Did you know that an amino acid used as an additive in bread is sometimes manufactured from human hair? The substance is called L-Cysteine or E920.
Britain’s leading organic baker, Andrew Whitely, warns of what he calls of “baking’s big secret” – the use of enzymes. Andrew describes the use of these enzymes as secret because they do not appear on the label. Industrial bakers use a loophole to classify them as “processing aids”. These enzymes are one reason modern bread stays so light and soft for so long. Under the UK’s food labelling rules they don’t need to appear on the label because they are broken down in the manufacturing process and therefore they are not considered to be present in the final product. Andrew describes this as: “a deception that allows the food industry to manipulate what we eat without telling us.”

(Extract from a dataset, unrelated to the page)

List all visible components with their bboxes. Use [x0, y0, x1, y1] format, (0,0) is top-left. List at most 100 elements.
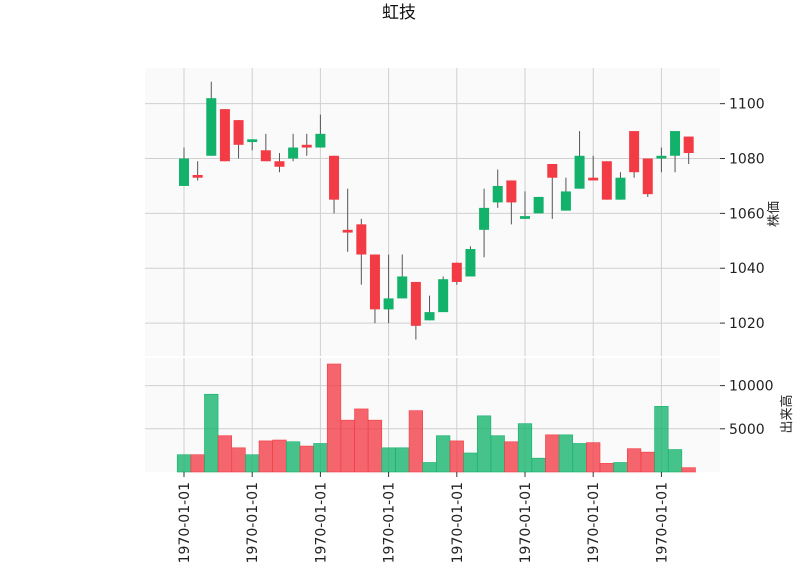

Andrew’s got a whole list of enzymes he’s concerned about but a particularly worrying one is phospholipase. That’s because phospholipase was originally derived from pigs’ pancreas.
And if you were thinking that by buying an organic loaf you might escape these “aids”, think again. Food enzymes are allowed in organic products so long as they are not derived from GM or GM methods have not been used at any stage in their manufacture.
The only way to be sure your bread is pure and unadulterated and only contains the core ingredients needed to make a decent loaf of bread (flour, yeast, salt & water) – is to make it yourself!